By Vickie Aldous
for the Mail Tribune
One of Ashland’s busiest restaurants sends as much trash to the landfill each week as a typical American family.
Standing Stone Brewing Co. on Oak Street has only one 90-gallon garbage can in a back alley to hold regular trash. That trash can is usually only half full when it gets dumped each week, said Brandon Schilling, the restaurant’s waste and farm manager.
All the other waste produced by the restaurant — from drinking straws to the leftovers scraped off customers’ plates — is composted, recycled or fed to a flock of Standing Stone’s free range chickens.
Before Standing Stone stepped up its garbage-control efforts, it had three 90-gallon trash cans that were each dumped three times a week, with the trash sent to the landfill, Schilling said.
“We’ve brought our garbage bill down from $256 a month to $56 a month,” he said.
Schilling said it does take time and effort to deal with garbage responsibly.
Everyone at Standing Stone, from servers to chefs to dishwashers, had to be trained to sort out trash into color-coded buckets.
Schilling said it took him about a year and a half to fine-tune the restaurant’s sorting system and get all the employees to use it properly. He still regularly looks through the different trash containers to check for improperly sorted items.
“People get defensive. You have to make it easy and encourage people. You have to make it fun,” said Schilling.
Kitchen produce trimmings and spent grain from beer-brewing feed a flock of chickens that lives on Standing Stone’s farm, off Eagle Mill Road in the hills northeast of town. The chickens share the farm with sheep, a goat, Black Angus cattle and three Anatolian shepherd dogs that live on the land full time.
Originating in Turkey, independent-minded Anatolian shepherds were bred to watch over flocks without human help and to take on predators such as wolves.
Standing Stone has shifted to “bioware” — biodegradable paper drinking straws, drink coasters and paper towels that are chipped and put into compost piles on the farm. Scrapings off customers’ plates also go into compost piles.
Employees sort out hard and soft plastics, which are stored in the back alley and picked up by Allied Environmental Services from White City.
Recology Ashland Sanitary Service, which provides garbage and recycling services to businesses and homes in Ashland, takes away regular recyclables such as empty milk jugs and paper.
Recology’s customers have been feeling a financial pinch since rates went up in January. Most residential users saw 7.5 percent rate increases, but businesses that use large commercial bins saw increases of up to 27.8 percent. Recology previously had offered deep-volume discounts to businesses that produce the most trash.
The company blames factors such as high gas prices and, ironically, recycling for its financial woes. As Ashland customers recycle more, Recology collects less money for garbage collection.
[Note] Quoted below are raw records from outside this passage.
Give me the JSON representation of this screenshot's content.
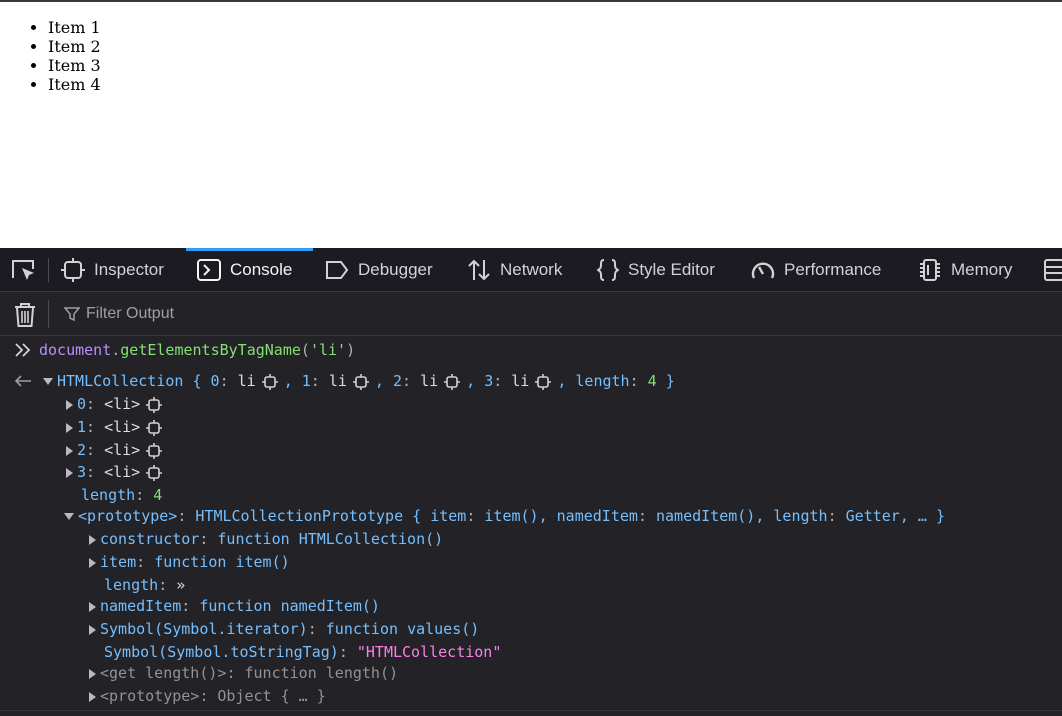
{
  "page": {
    "list_items": [
      "Item 1",
      "Item 2",
      "Item 3",
      "Item 4"
    ]
  },
  "devtools": {
    "tabs": {
      "inspector": "Inspector",
      "console": "Console",
      "debugger": "Debugger",
      "network": "Network",
      "style_editor": "Style Editor",
      "performance": "Performance",
      "memory": "Memory"
    },
    "selected_tab": "console",
    "accent_color": "#2a9dff",
    "filter_placeholder": "Filter Output",
    "console": {
      "input": {
        "obj": "document",
        "dot": ".",
        "method": "getElementsByTagName",
        "open": "(",
        "arg": "'li'",
        "close": ")"
      },
      "result": {
        "type": "HTMLCollection",
        "summary_open": "{",
        "k0": "0",
        "k1": "1",
        "k2": "2",
        "k3": "3",
        "li": "li",
        "colon": ":",
        "comma": ",",
        "length_key": "length",
        "length_val": "4",
        "summary_close": "}"
      },
      "entries": [
        {
          "key": "0",
          "tag": "<li>"
        },
        {
          "key": "1",
          "tag": "<li>"
        },
        {
          "key": "2",
          "tag": "<li>"
        },
        {
          "key": "3",
          "tag": "<li>"
        }
      ],
      "length_row": {
        "key": "length",
        "value": "4"
      },
      "prototype": {
        "key": "<prototype>",
        "type": "HTMLCollectionPrototype",
        "summary": "{ item: item(), namedItem: namedItem(), length: Getter, … }",
        "s_item_key": "item",
        "s_item_val": "item()",
        "s_named_key": "namedItem",
        "s_named_val": "namedItem()",
        "s_length_key": "length",
        "s_length_val": "Getter",
        "s_more": "… }",
        "s_open": "{"
      },
      "proto_rows": [
        {
          "key": "constructor",
          "kind": "function",
          "value": "HTMLCollection()",
          "expandable": true
        },
        {
          "key": "item",
          "kind": "function",
          "value": "item()",
          "expandable": true
        },
        {
          "key": "length",
          "kind": "",
          "value": "»",
          "expandable": false
        },
        {
          "key": "namedItem",
          "kind": "function",
          "value": "namedItem()",
          "expandable": true
        },
        {
          "key": "Symbol(Symbol.iterator)",
          "kind": "function",
          "value": "values()",
          "expandable": true
        },
        {
          "key": "Symbol(Symbol.toStringTag)",
          "kind": "",
          "value": "\"HTMLCollection\"",
          "expandable": false
        }
      ],
      "getter_row": {
        "key": "<get length()>",
        "kind": "function",
        "value": "length()"
      },
      "proto_proto_row": {
        "key": "<prototype>",
        "value": "Object { … }"
      }
    }
  }
}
But faced with rising garbage rates, more Ashland businesses may decide to step up their employee training on waste management.
Standing Stone server Meg Dias said Schilling and the restaurant’s owners, Alex and Danielle Amarotico, have impressed upon everyone the importance of sorting the garbage and recyclables.
The restaurant has a long history of embracing environmentally friendly practices.
“Brandon’s super enthusiastic about it. It’s contagious. There’s a learning curve. We all kind of learned together,” Dias said as she bent over a row of color-coded buckets, sorting trash into the correct containers.
Schilling said sorting has become just another part of the job for the employees, and is less time-intensive than many tasks, like rolling silverware into napkins for customers’ tables.
“The more you do it, the easier it becomes,” he said.